Agnes Chow, former deputy secretary-general of Hong Kong’s pro-democracy group Demosisto, who lives in exile in Canada, recently shared her experience in Hong Kong prison.

Agnes, 27, was a former spokesperson of the activist group Scholarism and a leader of the Hong Kong Demosisto Party together with Joshua Wong, and others. Known as the “Goddess of Scholarism,” she is fluent in Japanese. She has been to Japan for activities such as discussion forums on Hong Kong’s political situation and has a certain reputation in Japan.

In August 2020, under the Hong Kong National Security Act, Agnes was arrested in connection with the case of former Apple Daily founder Jimmy Lai. In December 2020, she was sentenced to 10 months in jail for “inciting others to participate in unauthorized assemblies” and other crimes due to involvement in the anti-ELAB movement in 2019.

Since her release in June 2021, Agnes has been required to report to national security police regularly, with her passport confiscated and her travel restricted. In 2023, being allowed to study in Canada, Agnes announced that she had decided to go into exile and would not return to Hong Kong to report to the police.

“I don’t want to be forced to do anything any more, and I don’t want to be forced to go to mainland China any more,” she wrote in an Instagram post.

She also revealed that after her release from prison, she had been asked by state security officers to visit mainland China and was forced to write a letter of thanks before she could go to Canada for further studies.

Hong Kong police announced on Feb. 6 that Agnes was officially wanted and would be “hunted for life.”
In a video published on Feb. 26, Agnes said she was very uncomfortable during the initial stage in prison and washed her face in tears every day.
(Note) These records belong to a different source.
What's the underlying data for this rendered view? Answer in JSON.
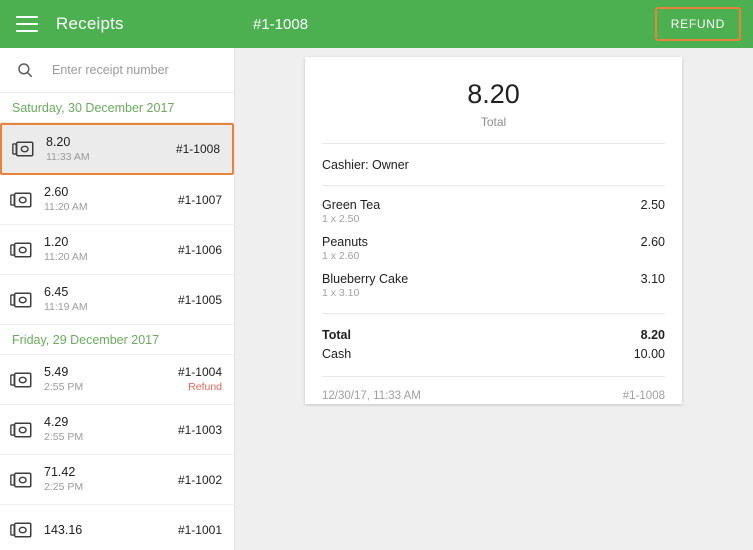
{
  "topbar": {
    "menu_icon": "hamburger-menu-icon",
    "app_title": "Receipts",
    "detail_title": "#1-1008",
    "refund_label": "REFUND",
    "bar_color": "#4CAF50",
    "highlight_color": "#E8833A"
  },
  "search": {
    "icon": "search-icon",
    "value": "",
    "placeholder": "Enter receipt number"
  },
  "groups": [
    {
      "date_label": "Saturday, 30 December 2017",
      "receipts": [
        {
          "icon": "banknote-icon",
          "amount": "8.20",
          "time": "11:33 AM",
          "number": "#1-1008",
          "status": "",
          "selected": true
        },
        {
          "icon": "banknote-icon",
          "amount": "2.60",
          "time": "11:20 AM",
          "number": "#1-1007",
          "status": "",
          "selected": false
        },
        {
          "icon": "banknote-icon",
          "amount": "1.20",
          "time": "11:20 AM",
          "number": "#1-1006",
          "status": "",
          "selected": false
        },
        {
          "icon": "banknote-icon",
          "amount": "6.45",
          "time": "11:19 AM",
          "number": "#1-1005",
          "status": "",
          "selected": false
        }
      ]
    },
    {
      "date_label": "Friday, 29 December 2017",
      "receipts": [
        {
          "icon": "banknote-icon",
          "amount": "5.49",
          "time": "2:55 PM",
          "number": "#1-1004",
          "status": "Refund",
          "selected": false
        },
        {
          "icon": "banknote-icon",
          "amount": "4.29",
          "time": "2:55 PM",
          "number": "#1-1003",
          "status": "",
          "selected": false
        },
        {
          "icon": "banknote-icon",
          "amount": "71.42",
          "time": "2:25 PM",
          "number": "#1-1002",
          "status": "",
          "selected": false
        },
        {
          "icon": "banknote-icon",
          "amount": "143.16",
          "time": "",
          "number": "#1-1001",
          "status": "",
          "selected": false
        }
      ]
    }
  ],
  "receipt_card": {
    "total_amount": "8.20",
    "total_label": "Total",
    "cashier": "Cashier: Owner",
    "items": [
      {
        "name": "Green Tea",
        "price": "2.50",
        "qty": "1 x 2.50"
      },
      {
        "name": "Peanuts",
        "price": "2.60",
        "qty": "1 x 2.60"
      },
      {
        "name": "Blueberry Cake",
        "price": "3.10",
        "qty": "1 x 3.10"
      }
    ],
    "summary": [
      {
        "label": "Total",
        "value": "8.20",
        "bold": true
      },
      {
        "label": "Cash",
        "value": "10.00",
        "bold": false
      }
    ],
    "footer_datetime": "12/30/17, 11:33 AM",
    "footer_number": "#1-1008"
  },
  "colors": {
    "accent_green": "#4CAF50",
    "date_green": "#6aab5e",
    "highlight_orange": "#E8833A",
    "refund_red": "#E8645A",
    "page_bg": "#efefef"
  }
}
She was initially detained at Lo Wu Correctional Institution but was suddenly upgraded to “Grade A” status and detained at Tai Lam Correctional Institution together with other serious offenders sentenced to life imprisonment.

She shared that although the charges against her fellow inmates sounded horrible, they were not that vicious and that she got along well with her cellmates and was not bullied.

“In prison socialization, everyone is an ordinary person, and there are times when they are distressed and happy or unhappy,” she said.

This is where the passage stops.